Every mitigation that asks the model to notice the manipulation is
probabilistic. The handbook's answer is the same one it gives the
trifecta: the injection changed the agent's mind, and the agent's mind
was never the source of authority. The Mission was committed at
approval, the permit is checked at execution, and between those two
points there is nothing the injected goal can rewrite. Approval is a
moment, work is a span, and the span is policed against the moment.

**Overwhelming the human in the loop is an argument about grain.** T10
is the taxonomy's sharpest design question, because both naive answers
lose: approve every action and fatigue turns humans into rubber
stamps, approve nothing and governance is gone. The handbook's grain
is the Mission. A human approves the envelope once, against a
[committed disclosure](/notes/you-approve-what-you-were-shown/), and
the per-action volume goes to the PDP, which does not tire. When the
work outgrows the envelope, the
[discovery loop](/notes/adopting-mission-bound-authorization/#composing-with-the-ecosystem)
batches the overflow into a governed expansion request instead of a
stream of interrupts. The residual is real and stated: at Mission
grain, approval fatigue becomes a governance discipline rather than a
solved problem, and disclosure quality is what stands between an
approver and a reflex.

**A rogue agent is an insider, and every agent here is treated as
one.** T13 assumes the attacker is already inside the system, wearing
a legitimate agent. The handbook never trusted that agent more than
its paperwork: its authority is a strict subset of its parent's, its
tokens are bound to its attested instance so they do not travel, its
consequential actions need permits like everyone else's, and when it
is caught, [revocation cascades](/notes/mission-lifecycle-and-change/)
through the delegation tree it belongs to. The multi-agent threats
(T12 through T14) all get the same structural reply: cooperation
happens in messages, but authority never does.
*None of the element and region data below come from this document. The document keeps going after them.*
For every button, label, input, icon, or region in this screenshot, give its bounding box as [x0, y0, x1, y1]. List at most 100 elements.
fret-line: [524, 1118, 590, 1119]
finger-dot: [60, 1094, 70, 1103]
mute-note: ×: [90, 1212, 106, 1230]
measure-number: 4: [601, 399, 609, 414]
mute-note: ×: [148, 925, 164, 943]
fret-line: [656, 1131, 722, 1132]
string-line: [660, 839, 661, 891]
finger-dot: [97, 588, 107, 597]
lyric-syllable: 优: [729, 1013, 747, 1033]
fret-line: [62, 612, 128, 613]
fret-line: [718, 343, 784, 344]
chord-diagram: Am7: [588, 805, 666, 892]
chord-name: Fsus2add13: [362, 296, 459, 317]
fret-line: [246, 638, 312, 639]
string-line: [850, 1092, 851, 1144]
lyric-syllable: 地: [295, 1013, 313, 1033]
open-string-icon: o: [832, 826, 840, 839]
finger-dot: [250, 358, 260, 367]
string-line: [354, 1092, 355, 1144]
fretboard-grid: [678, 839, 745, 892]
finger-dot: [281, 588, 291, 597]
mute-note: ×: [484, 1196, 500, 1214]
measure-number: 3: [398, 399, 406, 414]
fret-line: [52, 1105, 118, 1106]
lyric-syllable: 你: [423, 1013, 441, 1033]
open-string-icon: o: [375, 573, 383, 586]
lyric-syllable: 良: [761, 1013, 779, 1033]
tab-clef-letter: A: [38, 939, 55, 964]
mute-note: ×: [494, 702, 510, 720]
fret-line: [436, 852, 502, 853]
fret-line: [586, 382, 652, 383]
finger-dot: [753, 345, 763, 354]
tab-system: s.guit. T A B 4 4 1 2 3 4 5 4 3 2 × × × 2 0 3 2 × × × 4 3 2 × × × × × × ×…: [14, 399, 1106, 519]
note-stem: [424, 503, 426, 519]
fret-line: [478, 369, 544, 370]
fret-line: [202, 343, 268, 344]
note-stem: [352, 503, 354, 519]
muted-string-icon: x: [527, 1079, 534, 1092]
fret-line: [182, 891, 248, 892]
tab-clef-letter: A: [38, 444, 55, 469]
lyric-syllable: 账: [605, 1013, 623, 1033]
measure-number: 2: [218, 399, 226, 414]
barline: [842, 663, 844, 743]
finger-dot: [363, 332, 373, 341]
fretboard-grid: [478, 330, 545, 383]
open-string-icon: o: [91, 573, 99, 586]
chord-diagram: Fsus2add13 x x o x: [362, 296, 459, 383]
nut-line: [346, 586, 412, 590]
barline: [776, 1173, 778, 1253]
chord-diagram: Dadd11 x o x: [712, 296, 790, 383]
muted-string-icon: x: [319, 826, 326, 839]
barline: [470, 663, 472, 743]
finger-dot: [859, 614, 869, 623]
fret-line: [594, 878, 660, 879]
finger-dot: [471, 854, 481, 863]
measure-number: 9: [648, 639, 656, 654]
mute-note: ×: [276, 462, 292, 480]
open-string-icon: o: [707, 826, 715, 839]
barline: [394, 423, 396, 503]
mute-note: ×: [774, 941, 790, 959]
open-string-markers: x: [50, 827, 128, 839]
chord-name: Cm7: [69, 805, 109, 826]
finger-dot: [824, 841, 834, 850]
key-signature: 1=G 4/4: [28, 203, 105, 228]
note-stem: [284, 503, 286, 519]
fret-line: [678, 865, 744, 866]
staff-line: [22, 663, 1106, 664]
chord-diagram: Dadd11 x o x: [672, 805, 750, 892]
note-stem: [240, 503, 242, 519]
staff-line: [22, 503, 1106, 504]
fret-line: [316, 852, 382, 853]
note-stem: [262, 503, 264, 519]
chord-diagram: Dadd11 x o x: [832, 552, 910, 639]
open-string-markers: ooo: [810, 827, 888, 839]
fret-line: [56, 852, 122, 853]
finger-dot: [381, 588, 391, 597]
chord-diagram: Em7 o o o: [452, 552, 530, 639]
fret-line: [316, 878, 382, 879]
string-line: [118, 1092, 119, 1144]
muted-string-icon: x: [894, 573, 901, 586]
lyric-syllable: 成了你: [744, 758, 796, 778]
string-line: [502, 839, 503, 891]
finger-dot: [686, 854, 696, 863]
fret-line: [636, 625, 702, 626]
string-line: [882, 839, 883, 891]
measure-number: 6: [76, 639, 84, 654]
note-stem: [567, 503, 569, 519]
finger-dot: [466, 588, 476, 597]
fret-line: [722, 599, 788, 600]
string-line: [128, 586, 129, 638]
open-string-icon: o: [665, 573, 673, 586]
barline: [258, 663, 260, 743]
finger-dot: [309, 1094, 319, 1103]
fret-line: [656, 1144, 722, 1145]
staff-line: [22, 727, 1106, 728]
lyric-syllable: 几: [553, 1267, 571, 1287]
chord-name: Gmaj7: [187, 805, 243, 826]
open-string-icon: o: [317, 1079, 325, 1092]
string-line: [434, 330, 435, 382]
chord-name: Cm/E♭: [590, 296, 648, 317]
# What the Crosswalk Does Not Claim

- **Bounded is not prevented.** For every bounded row the cause is
  untouched: the memory is still poisoned, the model is still fooled,
  the human is still tired. The gate caps what the compromise can
  reach, and that is the whole claim.
- **The verdicts are only as strong as PEP coverage.** An unmediated
  path is a threat with no verdict at all. The
  [adversary model](/notes/mission-bound-authorization-reference/#adversary-model)
  says this in writing: name your enforcement scope, and count your
  ATMs.
- **The enforcement is structural, not semantic.** An in-bounds action
  can still be a bad idea. The classes where content is the harm
  belong under action-bound human approval.
- **The delegated rows are real dependencies.** Supply chain,
  poisoning, retrieval security, and sandboxing are layers the
  handbook composes with and cannot replace. A deployment that skips
  them has a contained authorization layer inside an uncontained
  system.
- **Inside the approved scope, a turned agent is still turned.** Tight
  scope and short expiry are what keep that sentence tolerable.
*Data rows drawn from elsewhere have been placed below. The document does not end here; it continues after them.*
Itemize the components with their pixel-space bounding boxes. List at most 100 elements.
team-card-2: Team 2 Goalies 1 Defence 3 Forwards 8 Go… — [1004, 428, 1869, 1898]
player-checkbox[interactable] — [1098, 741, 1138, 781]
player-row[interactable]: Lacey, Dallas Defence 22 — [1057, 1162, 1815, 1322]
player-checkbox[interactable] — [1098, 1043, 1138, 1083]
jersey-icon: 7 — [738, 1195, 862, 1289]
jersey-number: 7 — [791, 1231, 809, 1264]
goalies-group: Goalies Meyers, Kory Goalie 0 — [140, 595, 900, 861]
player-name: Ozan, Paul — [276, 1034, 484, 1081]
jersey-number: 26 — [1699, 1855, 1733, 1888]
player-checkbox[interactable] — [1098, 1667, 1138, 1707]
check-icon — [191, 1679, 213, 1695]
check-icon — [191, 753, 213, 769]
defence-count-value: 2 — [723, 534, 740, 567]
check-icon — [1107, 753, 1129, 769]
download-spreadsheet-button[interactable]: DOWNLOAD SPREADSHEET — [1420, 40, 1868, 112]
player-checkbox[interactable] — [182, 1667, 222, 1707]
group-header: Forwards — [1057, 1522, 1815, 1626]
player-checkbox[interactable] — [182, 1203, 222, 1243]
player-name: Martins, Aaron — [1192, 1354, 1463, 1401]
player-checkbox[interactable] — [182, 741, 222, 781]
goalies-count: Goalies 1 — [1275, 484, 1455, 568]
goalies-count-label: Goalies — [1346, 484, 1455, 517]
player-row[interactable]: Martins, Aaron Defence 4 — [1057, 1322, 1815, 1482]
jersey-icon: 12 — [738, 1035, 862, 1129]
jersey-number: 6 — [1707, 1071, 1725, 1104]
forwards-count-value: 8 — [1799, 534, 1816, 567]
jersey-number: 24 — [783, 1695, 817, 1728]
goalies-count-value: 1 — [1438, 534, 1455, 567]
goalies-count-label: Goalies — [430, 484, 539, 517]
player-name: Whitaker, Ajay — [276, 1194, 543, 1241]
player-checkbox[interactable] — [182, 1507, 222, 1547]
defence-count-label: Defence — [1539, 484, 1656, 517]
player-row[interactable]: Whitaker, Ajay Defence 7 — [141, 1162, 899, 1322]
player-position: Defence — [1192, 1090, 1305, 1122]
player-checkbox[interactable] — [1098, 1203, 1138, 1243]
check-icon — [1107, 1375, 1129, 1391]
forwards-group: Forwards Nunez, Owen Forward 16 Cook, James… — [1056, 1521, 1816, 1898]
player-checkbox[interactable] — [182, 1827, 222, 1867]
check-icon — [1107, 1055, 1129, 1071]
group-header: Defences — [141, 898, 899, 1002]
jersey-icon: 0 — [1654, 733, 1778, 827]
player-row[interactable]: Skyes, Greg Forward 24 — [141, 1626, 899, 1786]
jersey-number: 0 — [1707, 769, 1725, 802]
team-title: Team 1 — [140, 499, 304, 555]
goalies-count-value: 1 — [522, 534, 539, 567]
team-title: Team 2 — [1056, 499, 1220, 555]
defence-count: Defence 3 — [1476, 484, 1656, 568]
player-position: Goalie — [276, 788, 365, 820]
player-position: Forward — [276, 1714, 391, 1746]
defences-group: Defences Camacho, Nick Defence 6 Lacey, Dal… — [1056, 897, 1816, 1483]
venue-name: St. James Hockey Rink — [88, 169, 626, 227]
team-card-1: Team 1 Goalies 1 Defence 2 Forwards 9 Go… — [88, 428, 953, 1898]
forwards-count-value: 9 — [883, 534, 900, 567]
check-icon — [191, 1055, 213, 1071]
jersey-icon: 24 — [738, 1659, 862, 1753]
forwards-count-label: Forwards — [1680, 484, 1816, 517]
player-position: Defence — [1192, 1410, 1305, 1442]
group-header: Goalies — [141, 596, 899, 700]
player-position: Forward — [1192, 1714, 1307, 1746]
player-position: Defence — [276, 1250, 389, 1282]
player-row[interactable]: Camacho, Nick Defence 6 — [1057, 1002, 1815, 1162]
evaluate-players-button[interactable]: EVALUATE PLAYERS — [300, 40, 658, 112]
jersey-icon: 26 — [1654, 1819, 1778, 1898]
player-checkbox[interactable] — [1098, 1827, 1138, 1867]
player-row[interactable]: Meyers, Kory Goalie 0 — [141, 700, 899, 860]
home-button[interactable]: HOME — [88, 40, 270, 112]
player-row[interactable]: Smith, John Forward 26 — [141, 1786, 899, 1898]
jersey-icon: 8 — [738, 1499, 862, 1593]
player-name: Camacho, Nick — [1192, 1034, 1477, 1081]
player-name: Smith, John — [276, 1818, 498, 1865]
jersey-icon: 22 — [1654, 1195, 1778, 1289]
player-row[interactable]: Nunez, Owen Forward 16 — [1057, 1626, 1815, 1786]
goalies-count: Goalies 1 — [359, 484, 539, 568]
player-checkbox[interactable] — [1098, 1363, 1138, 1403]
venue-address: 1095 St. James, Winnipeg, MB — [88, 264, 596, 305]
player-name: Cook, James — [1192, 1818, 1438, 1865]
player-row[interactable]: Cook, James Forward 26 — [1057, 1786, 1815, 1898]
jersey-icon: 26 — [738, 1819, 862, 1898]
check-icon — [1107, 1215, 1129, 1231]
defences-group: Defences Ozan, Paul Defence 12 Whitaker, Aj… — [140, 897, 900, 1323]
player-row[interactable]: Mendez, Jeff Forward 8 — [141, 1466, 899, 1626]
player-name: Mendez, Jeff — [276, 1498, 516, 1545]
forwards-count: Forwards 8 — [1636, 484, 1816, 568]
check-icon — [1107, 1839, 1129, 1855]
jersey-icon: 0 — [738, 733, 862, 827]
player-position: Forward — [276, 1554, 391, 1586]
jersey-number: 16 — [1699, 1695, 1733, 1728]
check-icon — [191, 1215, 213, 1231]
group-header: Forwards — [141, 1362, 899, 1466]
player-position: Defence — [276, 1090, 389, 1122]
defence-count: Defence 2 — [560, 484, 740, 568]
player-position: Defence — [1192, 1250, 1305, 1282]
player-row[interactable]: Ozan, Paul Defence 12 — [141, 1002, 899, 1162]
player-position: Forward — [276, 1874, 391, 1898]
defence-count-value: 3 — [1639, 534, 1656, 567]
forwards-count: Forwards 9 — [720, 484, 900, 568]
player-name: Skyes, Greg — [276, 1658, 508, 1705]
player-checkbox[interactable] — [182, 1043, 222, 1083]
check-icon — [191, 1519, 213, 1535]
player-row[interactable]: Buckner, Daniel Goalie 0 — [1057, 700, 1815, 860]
The taxonomy's own mitigation columns keep converging on the same
words: least privilege, human approval, complete mediation, audit
trails. Those are adjectives until something turns them into
verifiable artifacts. The crosswalk above is what that looks like, and
the tally, six contained and nine bounded, is what an honest
authorization layer scores against a framing its authors did not
choose. For the reviewer holding this list against any other proposal,
the [vendor test](/notes/mission-based-authorization-vendor-test/)
asks the six questions that separate a verdict from a hand-wave.